Once Behavior Theory was introduced, it was believed that most people could be trained or developed to be effective leaders.  Along with the leadership development initiatives that expanded as a result of Behavior Theory, supporting developmental theories and assessments were introduced. 

The belief that leaders could be trained was a significant advancement in organizational management and leadership. The pool of potential leaders was now limitless.  However, over time, the shortcoming emerged with the belief that anybody who really wanted to learn could become a leader by receiving leadership training.  Training is an event; development is a journey.  True development takes time, practice, and consistency.  Most important, we learned that the cookie-cutter approach to leadership training was not universally applicable to all participants and variably effective throughout the participants.
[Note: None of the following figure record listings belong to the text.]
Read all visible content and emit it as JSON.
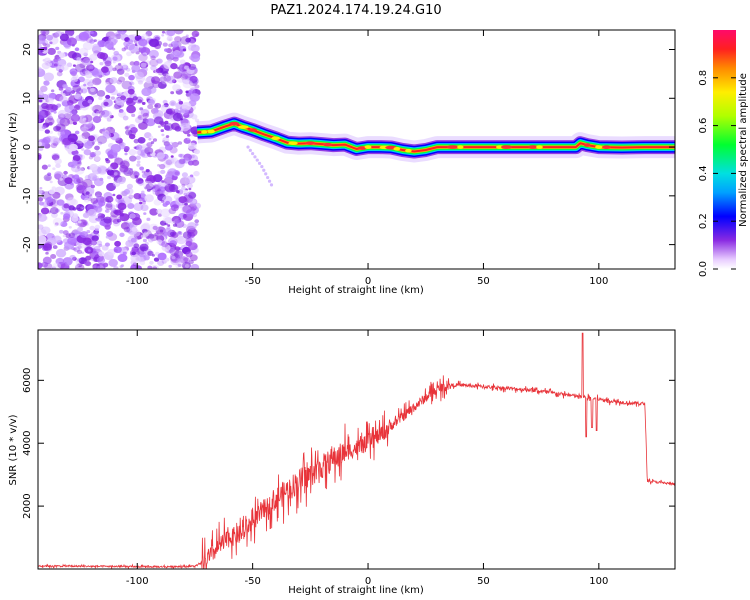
{
  "title": "PAZ1.2024.174.19.24.G10",
  "chart_data": [
    {
      "type": "heatmap",
      "xlabel": "Height of straight line (km)",
      "ylabel": "Frequency (Hz)",
      "xlim": [
        -143,
        133
      ],
      "ylim": [
        -25,
        24
      ],
      "xticks": [
        -100,
        -50,
        0,
        50,
        100
      ],
      "yticks": [
        -20,
        -10,
        0,
        10,
        20
      ],
      "colorbar": {
        "label": "Normalized spectral amplitude",
        "ticks": [
          0.0,
          0.2,
          0.4,
          0.6,
          0.8
        ],
        "range": [
          0,
          1
        ]
      },
      "noise_region": {
        "x": [
          -143,
          -74
        ],
        "y": [
          -25,
          24
        ]
      },
      "ridge": [
        [
          -74,
          3
        ],
        [
          -68,
          3.2
        ],
        [
          -62,
          4.2
        ],
        [
          -58,
          4.8
        ],
        [
          -54,
          4.1
        ],
        [
          -50,
          3.5
        ],
        [
          -45,
          2.6
        ],
        [
          -40,
          1.8
        ],
        [
          -35,
          0.9
        ],
        [
          -30,
          0.7
        ],
        [
          -25,
          0.8
        ],
        [
          -20,
          0.6
        ],
        [
          -15,
          0.4
        ],
        [
          -10,
          0.5
        ],
        [
          -5,
          -0.4
        ],
        [
          0,
          0
        ],
        [
          5,
          0
        ],
        [
          10,
          -0.1
        ],
        [
          15,
          -0.6
        ],
        [
          20,
          -0.9
        ],
        [
          25,
          -0.6
        ],
        [
          30,
          0
        ],
        [
          40,
          0
        ],
        [
          60,
          0
        ],
        [
          80,
          0
        ],
        [
          90,
          0
        ],
        [
          92,
          0.8
        ],
        [
          95,
          0.4
        ],
        [
          100,
          0
        ],
        [
          110,
          -0.1
        ],
        [
          120,
          0
        ],
        [
          133,
          0
        ]
      ],
      "side_streak": [
        [
          -52,
          0
        ],
        [
          -46,
          -4
        ],
        [
          -41,
          -8.5
        ]
      ]
    },
    {
      "type": "line",
      "xlabel": "Height of straight line (km)",
      "ylabel": "SNR (10 * v/v)",
      "xlim": [
        -143,
        133
      ],
      "ylim": [
        0,
        7600
      ],
      "xticks": [
        -100,
        -50,
        0,
        50,
        100
      ],
      "yticks": [
        2000,
        4000,
        6000
      ],
      "line_color": "#e8343a",
      "trend": [
        [
          -143,
          100
        ],
        [
          -110,
          80
        ],
        [
          -90,
          70
        ],
        [
          -75,
          90
        ],
        [
          -70,
          250
        ],
        [
          -65,
          700
        ],
        [
          -60,
          1000
        ],
        [
          -55,
          1100
        ],
        [
          -50,
          1500
        ],
        [
          -45,
          1900
        ],
        [
          -40,
          2200
        ],
        [
          -35,
          2500
        ],
        [
          -30,
          2800
        ],
        [
          -25,
          3000
        ],
        [
          -20,
          3250
        ],
        [
          -15,
          3500
        ],
        [
          -10,
          3700
        ],
        [
          -5,
          3850
        ],
        [
          0,
          4000
        ],
        [
          5,
          4250
        ],
        [
          10,
          4550
        ],
        [
          15,
          4850
        ],
        [
          20,
          5150
        ],
        [
          25,
          5450
        ],
        [
          30,
          5700
        ],
        [
          35,
          5850
        ],
        [
          40,
          5850
        ],
        [
          50,
          5800
        ],
        [
          60,
          5750
        ],
        [
          70,
          5700
        ],
        [
          80,
          5600
        ],
        [
          90,
          5500
        ],
        [
          100,
          5400
        ],
        [
          110,
          5300
        ],
        [
          120,
          5250
        ],
        [
          121,
          2800
        ],
        [
          133,
          2700
        ]
      ],
      "spikes": [
        [
          93,
          7500
        ],
        [
          94.5,
          4200
        ],
        [
          97,
          4500
        ],
        [
          99,
          4400
        ]
      ]
    }
  ]
}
Peter wasn’t completely wrong.  One aspect of the Peter Principle is correct – the skills that make one successful in one job do not necessarily translate to the new position.  As an executive and leadership coach I tell my clients, “What made you successful as a [fill in the blank] won’t necessarily make you successful as a [fill in the blank.]”  It doesn’t however mean that the world is filled with incompetent employees.

As you invest to develop yourself or other employees in your organization as leaders, recognize that there is no one right way. It is important to consider type, preferences, experiences and competencies, stage at which one makes meaning, and many other factors when determining when and how a leader can best be developed to their fullest potential.  The most effective leadership development strategies draw upon an individual’s strengths while identifying and cultivating areas in which they can grow.